# That little faggot's got his own jet airplane/That little faggot, he's a millionaire



## DaveNay

Not in Canada!

http://arstechnica.com/media/news/2011/01/canadas-much-ado-about-money-for-nothing.ars


----------



## muleman RIP

Wonder what they think now that he has a kid with his lover!


----------



## pirate_girl

I think most music lovers the world over fell in love with the song, faggot and all.


----------



## pirate_girl

muleman said:


> Wonder what they think now that he has a kid with his lover!


Who?


----------



## muleman RIP

pirate_girl said:


> Who?


Elton John


----------



## pirate_girl

muleman said:


> Elton John


Oh ok, you lost me there.
I thought I'd read an article in Rolling Stone back then that said it was referencing Simon Le Bon or something- given the time the song came out and at that time Duran Duran were at their peak too.


----------



## XeVfTEUtaAqJHTqq

It's not about Elton John 

It's a song by the Dire Straights and the PC police in Canada are on the warpath to ban it because it is "hateful" towards homosexuals.

No freedom of speech in Canuckistan.


----------



## fubar

Well
 .
  .
*The little faggot does have his own jet airplane!!*


----------



## muleman RIP

PBinWA said:


> It's not about Elton John
> 
> It's a song by the Dire Straights and the PC police in Canada are on the warpath to ban it because it is "hateful" towards homosexuals.
> 
> No freedom of speech in Canuckistan.


Elton John is the little faggot with his own jet airplane the song is about! At least that is what I had always heard when the song was a hit way back when.


----------



## pirate_girl

muleman said:


> Elton John is the little faggot with his own jet airplane the song is about!

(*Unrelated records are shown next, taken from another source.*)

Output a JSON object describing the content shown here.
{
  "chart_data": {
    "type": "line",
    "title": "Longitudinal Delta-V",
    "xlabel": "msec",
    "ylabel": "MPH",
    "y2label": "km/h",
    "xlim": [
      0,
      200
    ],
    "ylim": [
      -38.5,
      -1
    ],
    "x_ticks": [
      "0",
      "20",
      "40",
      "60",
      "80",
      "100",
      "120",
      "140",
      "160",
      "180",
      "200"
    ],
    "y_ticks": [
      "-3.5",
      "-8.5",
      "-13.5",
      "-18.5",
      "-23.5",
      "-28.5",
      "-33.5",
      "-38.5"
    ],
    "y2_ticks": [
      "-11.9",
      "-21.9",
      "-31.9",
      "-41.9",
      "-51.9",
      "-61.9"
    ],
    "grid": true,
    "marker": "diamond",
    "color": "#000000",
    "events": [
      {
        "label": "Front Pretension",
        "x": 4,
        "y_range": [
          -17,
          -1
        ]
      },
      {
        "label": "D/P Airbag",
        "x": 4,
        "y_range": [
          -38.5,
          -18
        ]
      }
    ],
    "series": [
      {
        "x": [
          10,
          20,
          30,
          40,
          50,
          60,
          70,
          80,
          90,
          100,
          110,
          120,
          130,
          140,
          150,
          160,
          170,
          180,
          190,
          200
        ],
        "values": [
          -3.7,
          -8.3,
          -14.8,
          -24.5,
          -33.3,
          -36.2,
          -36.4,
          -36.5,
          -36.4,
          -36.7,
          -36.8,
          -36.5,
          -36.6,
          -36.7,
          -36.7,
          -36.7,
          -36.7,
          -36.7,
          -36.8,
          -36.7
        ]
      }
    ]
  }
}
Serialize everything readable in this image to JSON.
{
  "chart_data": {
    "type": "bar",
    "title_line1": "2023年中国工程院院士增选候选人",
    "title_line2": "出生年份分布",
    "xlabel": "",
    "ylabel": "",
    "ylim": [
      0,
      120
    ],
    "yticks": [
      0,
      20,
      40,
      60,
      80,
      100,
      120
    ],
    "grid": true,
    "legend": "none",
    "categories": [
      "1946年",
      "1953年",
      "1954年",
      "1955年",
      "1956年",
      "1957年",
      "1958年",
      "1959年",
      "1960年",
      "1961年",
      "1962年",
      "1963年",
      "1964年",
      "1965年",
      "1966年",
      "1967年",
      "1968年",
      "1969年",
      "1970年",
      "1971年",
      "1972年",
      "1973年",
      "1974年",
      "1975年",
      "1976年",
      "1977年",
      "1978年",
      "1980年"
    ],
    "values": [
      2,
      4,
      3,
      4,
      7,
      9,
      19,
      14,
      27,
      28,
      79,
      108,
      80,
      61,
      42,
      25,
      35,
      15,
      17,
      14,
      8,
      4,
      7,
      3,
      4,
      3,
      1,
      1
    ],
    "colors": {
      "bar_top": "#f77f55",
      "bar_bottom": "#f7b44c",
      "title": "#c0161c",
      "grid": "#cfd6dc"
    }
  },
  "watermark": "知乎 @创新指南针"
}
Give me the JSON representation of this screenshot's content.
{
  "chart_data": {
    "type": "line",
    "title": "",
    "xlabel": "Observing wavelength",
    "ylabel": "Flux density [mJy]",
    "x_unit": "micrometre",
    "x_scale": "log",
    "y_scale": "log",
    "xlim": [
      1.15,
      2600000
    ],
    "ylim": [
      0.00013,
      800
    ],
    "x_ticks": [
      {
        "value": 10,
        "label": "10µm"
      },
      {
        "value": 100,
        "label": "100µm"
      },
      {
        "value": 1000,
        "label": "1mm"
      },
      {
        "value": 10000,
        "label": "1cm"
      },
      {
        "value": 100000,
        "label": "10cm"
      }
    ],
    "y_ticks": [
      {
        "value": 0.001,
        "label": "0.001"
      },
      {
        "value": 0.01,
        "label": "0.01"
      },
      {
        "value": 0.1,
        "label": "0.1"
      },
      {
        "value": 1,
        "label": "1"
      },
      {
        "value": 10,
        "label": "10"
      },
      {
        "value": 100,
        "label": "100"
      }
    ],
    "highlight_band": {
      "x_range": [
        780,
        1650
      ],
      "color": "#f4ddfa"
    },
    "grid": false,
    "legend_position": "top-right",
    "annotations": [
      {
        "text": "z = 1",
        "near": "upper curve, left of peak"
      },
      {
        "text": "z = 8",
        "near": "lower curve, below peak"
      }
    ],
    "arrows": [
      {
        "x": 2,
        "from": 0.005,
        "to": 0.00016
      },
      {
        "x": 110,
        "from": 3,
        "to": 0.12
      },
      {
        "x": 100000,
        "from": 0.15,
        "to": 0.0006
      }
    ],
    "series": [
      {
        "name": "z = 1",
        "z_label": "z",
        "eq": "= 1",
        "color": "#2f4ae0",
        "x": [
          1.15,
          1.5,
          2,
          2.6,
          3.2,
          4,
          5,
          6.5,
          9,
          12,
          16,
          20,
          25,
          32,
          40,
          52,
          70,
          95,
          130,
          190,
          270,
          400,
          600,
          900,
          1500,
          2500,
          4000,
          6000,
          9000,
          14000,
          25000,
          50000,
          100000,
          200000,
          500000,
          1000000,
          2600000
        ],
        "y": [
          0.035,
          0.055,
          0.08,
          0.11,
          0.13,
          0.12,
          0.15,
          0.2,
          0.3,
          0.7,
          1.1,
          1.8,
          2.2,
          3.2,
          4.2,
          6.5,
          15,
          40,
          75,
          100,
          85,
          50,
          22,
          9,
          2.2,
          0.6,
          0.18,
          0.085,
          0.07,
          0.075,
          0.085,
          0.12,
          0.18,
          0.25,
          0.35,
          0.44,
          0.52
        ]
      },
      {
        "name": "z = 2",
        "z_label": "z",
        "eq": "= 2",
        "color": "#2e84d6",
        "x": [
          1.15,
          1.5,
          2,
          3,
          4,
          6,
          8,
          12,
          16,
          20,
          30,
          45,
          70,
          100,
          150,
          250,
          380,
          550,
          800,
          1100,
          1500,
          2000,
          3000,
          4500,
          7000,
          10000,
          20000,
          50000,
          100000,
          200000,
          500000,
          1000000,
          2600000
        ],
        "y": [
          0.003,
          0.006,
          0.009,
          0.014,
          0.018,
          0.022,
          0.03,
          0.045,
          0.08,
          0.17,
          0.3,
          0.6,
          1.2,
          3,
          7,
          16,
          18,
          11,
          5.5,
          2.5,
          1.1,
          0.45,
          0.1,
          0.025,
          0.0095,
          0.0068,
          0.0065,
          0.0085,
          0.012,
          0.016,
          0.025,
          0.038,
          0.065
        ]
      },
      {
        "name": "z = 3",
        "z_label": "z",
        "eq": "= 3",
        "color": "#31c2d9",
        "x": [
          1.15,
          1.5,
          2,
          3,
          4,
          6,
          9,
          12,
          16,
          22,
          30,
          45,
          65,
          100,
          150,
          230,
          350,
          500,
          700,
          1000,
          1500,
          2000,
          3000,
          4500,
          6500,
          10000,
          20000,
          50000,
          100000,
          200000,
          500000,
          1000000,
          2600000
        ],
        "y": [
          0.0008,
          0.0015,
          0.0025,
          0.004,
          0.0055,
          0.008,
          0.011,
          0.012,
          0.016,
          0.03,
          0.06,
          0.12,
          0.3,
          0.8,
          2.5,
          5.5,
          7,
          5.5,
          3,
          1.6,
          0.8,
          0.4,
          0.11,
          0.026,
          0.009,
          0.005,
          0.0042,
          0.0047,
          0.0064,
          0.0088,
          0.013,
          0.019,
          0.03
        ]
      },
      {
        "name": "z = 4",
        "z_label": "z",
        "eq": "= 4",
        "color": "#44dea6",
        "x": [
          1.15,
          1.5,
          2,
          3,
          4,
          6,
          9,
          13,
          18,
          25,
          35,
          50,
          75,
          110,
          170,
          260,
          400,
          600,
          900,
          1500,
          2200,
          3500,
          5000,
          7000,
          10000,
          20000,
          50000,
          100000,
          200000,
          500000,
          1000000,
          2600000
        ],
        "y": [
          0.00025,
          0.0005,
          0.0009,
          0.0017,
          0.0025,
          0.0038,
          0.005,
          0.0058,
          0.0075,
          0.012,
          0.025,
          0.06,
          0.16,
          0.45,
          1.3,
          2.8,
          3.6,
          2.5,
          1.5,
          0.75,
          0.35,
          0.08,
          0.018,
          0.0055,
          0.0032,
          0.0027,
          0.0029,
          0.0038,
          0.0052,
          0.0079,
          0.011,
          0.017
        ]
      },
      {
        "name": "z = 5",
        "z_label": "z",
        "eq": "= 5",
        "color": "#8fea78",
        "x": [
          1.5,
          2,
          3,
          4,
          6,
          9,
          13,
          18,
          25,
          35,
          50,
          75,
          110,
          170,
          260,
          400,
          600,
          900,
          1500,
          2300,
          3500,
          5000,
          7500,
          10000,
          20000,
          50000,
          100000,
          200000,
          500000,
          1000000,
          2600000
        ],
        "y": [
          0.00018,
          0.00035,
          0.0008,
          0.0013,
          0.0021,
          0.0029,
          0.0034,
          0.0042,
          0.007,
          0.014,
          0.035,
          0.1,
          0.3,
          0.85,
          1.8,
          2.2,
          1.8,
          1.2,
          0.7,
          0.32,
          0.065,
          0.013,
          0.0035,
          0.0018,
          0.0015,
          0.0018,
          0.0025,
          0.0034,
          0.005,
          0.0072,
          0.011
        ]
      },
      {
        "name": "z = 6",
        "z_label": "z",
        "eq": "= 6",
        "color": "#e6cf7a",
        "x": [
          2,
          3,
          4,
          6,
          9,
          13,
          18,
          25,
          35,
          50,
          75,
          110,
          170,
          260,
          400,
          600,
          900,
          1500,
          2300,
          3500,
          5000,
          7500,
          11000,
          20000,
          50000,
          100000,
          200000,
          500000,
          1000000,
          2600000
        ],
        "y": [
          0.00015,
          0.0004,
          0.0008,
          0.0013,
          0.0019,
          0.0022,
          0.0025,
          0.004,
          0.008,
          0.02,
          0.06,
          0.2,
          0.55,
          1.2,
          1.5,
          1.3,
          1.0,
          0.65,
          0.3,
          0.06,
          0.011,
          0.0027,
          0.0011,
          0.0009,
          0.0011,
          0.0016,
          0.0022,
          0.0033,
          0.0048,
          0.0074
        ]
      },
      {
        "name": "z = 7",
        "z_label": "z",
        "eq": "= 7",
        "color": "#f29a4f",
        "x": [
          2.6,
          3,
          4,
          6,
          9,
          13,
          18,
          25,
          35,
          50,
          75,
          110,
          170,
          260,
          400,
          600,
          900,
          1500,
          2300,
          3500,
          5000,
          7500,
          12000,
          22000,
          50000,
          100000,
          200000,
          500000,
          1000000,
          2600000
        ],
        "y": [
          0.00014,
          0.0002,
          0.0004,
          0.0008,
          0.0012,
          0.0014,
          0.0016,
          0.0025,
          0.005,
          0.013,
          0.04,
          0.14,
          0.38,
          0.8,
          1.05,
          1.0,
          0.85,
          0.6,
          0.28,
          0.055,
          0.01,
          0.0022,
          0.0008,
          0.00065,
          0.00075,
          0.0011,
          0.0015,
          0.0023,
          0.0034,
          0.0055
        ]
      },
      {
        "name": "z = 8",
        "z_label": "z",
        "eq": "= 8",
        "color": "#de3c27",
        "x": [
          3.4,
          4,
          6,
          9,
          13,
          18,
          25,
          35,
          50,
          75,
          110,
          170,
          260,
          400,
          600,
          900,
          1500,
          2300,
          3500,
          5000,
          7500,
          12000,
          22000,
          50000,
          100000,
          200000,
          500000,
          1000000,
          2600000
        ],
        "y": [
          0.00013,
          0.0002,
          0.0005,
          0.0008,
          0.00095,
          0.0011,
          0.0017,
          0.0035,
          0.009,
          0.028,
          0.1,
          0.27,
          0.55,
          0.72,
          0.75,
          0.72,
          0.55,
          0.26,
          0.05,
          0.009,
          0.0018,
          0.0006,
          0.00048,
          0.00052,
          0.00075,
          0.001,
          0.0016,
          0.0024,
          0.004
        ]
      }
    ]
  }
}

At least that is what I had always heard when the song was a hit way back when.


This source said it was Boy George! 

the "faggot" mentioned in this song is not Elton John.  it is in  reference to Boy George as he was the frontman of Culture Club at the  time and was also near the height of its popularity.
http://www.songfacts.com/detail.php?id=1091


----------